Temi non dissimili emergono nell’intervista rilasciata a Nicola Crea da Alain de Benoist. In essa, il filosofo francese, se abbiamo ben inteso, ribadisce le posizioni espresse, qualche decennio fa, nel volume, Come si può essere pagani?. Prende le distanze dalle forme parodistiche di neo-paganesimo e dal New Age, ribadendo una visione dell’origine da intendersi come il sempre possibile. È l’azione umana a decidere il riaffermarsi del principio nella storia o il suo definitivo oblio, esempio di visione tragica pura. Giovanni Damiano nel saggio, Il pensiero delle differenze nel mondo classico, delinea: «una breve analisi genealogica, volta a ricostruire […] alcuni frammenti […] del pensiero delle differenze durante l’età classica» (p. 225). L’intento è perseguito attraverso l’attenta analisi di quanto prodotto, in termini teorici e politici, in Grecia e a Roma, e in forza di una non comune conoscenza delle fonti. Nel primo caso, ruolo dirimente ebbe l’opera di Giuliano Augusto: «che seppe far convivere, in un ordinamento gerarchico, il padre di ogni cosa (il dio della religione ebraica) con gli dèi etnarchi» (pp. 230-231), riducendo la possibile egemonia del primo, in un contesto storico ormai difficile, se non compromesso, per il politeismo. Per quanto attiene a Roma, basti citare la conclusione dello scritto: «Fare del confine un dio “significa rendere le proprie scelte, e in un certo senso, la propria identità, indiscutibili […] La cultura romana […] ci appare come un insieme di costruzioni anti-flusso”» (p. 235), alle quali tornare a guardare nell’età della dismisura.
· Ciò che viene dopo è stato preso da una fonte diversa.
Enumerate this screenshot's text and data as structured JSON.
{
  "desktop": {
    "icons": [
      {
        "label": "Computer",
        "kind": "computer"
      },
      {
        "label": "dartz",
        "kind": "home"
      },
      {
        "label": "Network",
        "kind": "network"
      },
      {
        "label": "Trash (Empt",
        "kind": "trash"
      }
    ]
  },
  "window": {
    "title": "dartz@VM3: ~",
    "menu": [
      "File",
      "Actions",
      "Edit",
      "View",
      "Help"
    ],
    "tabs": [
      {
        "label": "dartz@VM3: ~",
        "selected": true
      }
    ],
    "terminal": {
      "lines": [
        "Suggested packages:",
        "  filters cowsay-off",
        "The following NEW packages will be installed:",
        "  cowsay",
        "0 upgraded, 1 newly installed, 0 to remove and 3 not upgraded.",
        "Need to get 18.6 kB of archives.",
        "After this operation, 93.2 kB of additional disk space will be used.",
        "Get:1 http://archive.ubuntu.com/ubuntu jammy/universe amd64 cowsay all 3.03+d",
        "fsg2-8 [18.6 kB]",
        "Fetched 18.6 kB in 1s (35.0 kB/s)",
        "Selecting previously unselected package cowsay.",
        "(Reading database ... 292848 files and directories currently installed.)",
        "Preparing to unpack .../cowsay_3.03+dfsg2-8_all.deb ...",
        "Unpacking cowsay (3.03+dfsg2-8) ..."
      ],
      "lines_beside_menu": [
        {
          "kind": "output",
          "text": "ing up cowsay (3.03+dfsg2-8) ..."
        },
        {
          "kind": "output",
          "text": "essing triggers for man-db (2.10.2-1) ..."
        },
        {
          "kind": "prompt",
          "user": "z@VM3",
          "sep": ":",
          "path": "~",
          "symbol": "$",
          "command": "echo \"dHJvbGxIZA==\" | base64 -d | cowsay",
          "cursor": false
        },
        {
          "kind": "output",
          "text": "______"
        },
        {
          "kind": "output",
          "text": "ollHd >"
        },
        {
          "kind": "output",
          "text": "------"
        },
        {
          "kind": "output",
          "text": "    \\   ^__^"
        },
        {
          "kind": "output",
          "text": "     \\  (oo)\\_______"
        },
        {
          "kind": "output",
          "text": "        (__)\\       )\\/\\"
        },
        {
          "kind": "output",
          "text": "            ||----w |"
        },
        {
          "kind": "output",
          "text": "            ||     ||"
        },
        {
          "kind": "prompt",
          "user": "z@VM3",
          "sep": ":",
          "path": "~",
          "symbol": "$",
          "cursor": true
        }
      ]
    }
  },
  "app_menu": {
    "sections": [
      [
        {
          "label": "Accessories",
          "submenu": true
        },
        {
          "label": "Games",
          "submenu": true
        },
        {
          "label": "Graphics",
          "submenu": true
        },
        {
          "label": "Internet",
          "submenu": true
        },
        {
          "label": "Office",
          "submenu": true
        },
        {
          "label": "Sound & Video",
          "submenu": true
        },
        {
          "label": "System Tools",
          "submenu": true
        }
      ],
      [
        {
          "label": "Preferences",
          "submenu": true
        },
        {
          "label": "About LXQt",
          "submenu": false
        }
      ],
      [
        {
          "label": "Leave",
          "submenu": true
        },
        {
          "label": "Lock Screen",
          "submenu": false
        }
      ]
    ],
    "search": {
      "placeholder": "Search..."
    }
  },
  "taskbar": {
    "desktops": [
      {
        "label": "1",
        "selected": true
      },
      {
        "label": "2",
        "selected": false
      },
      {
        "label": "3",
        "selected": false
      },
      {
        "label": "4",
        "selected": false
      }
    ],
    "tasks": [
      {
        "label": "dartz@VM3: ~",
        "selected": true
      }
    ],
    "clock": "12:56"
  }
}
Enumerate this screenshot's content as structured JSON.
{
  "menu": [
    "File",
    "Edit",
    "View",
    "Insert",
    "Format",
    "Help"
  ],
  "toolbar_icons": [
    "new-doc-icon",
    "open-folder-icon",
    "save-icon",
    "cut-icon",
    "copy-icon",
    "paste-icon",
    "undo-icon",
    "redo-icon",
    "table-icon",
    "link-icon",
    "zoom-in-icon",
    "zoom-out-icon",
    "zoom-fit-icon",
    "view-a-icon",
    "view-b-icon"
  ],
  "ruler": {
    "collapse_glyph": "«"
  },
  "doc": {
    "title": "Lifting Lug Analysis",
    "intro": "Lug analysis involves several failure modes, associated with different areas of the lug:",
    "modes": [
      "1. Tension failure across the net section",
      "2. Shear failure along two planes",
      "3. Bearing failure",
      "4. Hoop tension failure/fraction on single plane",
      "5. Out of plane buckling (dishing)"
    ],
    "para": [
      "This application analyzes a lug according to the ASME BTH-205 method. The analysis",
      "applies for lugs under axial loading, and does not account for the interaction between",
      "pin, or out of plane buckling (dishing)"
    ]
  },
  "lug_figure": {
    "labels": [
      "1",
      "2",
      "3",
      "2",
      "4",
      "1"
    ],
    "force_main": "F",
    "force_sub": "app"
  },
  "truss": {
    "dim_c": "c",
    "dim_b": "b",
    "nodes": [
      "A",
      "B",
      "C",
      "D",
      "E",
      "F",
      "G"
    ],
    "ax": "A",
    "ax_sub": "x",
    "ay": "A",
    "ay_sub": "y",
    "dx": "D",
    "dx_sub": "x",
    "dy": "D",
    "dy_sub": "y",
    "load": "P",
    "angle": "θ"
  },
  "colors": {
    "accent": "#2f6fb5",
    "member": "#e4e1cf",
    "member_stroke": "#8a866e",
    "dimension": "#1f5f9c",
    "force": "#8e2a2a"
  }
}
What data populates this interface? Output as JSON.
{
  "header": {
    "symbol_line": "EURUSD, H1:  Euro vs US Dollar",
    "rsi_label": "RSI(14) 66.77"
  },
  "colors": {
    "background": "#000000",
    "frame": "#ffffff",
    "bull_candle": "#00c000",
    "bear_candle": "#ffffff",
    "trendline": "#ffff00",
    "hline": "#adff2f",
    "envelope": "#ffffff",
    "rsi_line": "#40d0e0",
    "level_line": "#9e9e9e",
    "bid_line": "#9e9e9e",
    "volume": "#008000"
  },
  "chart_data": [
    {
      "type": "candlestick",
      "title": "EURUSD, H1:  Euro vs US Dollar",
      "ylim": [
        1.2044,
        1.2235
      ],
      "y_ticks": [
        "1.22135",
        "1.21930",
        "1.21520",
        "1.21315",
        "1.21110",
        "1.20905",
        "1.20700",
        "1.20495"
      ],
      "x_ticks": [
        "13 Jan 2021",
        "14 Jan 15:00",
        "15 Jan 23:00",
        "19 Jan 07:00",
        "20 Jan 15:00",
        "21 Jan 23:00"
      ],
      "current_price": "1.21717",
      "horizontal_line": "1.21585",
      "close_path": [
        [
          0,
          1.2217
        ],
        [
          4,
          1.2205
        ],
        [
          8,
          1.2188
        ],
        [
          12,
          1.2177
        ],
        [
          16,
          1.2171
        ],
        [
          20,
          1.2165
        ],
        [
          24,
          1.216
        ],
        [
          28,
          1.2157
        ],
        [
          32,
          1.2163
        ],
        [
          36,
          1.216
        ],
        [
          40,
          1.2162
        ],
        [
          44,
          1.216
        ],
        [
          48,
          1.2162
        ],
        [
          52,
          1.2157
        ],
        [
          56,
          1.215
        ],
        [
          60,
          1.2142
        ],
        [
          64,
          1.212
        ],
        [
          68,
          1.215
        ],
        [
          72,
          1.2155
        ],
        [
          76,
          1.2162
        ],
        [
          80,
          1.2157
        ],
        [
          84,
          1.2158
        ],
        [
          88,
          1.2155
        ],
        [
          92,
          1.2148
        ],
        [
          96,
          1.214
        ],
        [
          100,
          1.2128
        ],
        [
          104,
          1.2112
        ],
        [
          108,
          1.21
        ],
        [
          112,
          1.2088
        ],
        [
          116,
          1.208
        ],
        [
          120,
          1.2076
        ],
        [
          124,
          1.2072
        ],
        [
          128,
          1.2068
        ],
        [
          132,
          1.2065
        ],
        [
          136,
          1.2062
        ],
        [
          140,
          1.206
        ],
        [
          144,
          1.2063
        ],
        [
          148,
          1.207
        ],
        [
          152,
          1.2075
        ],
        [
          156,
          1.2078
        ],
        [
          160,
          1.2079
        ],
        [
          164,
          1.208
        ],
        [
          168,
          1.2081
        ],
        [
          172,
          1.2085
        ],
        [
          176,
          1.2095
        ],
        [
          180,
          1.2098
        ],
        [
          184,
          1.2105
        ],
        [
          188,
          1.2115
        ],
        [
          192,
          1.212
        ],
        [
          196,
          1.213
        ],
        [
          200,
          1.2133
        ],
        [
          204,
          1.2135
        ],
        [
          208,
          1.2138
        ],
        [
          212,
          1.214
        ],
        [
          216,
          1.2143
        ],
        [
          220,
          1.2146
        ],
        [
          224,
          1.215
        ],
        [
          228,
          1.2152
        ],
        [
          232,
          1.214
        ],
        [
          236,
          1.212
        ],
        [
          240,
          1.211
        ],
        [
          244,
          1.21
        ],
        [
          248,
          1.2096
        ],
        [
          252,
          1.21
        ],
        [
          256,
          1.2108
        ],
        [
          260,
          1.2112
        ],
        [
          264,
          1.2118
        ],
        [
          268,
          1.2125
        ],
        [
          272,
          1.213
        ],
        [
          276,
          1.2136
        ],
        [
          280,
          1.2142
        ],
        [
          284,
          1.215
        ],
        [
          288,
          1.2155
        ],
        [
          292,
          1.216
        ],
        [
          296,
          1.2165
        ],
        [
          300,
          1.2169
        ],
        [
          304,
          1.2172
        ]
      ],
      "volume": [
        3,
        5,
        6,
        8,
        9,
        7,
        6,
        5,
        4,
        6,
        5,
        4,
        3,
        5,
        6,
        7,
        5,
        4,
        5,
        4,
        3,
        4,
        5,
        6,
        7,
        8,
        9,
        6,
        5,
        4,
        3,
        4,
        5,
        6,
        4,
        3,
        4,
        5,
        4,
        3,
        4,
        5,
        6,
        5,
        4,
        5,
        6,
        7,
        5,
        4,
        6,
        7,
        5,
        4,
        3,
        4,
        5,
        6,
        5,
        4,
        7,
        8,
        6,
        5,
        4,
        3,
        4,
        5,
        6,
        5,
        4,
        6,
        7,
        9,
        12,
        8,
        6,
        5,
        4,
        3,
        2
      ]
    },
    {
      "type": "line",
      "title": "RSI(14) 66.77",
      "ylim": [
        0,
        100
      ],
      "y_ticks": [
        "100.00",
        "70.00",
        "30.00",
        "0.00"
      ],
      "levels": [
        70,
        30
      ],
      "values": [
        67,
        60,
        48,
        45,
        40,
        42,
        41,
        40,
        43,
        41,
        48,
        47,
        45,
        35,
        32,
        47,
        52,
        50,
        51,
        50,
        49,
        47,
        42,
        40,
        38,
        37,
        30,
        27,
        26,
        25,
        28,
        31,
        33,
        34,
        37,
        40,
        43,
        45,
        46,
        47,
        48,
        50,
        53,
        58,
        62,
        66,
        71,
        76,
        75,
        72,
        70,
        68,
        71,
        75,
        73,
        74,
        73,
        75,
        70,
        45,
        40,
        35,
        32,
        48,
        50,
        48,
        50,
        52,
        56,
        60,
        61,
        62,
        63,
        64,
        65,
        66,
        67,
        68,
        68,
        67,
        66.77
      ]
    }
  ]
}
Segnaliamo, infine, lo scritto di Charles Upton incentrato sulla discussione dei rapporti tra fisica e metafisica, in particolare alla luce delle posizioni tradizionaliste di Schuon. Ci pare un indirizzo di studio da approfondire. Chi scrive ritiene, alla luce delle opere del fisico ed epistemologo Claudio Borghi e della filosofia di Cacciari, che in questo ambito sia necessario ribadire il tratto singolare, sempre in fieri dell’origine. Ciò consente non solo di superare il dualismo indotto dal logo-centrismo, distinguente essenza ed esistenza, essere e nulla, ma di recuperare il cuore vitale del Paganesimo europeo, la potestas di Dioniso, chiave di volta della filosofia evoliana e quint’essenza della visione sferica del tempo.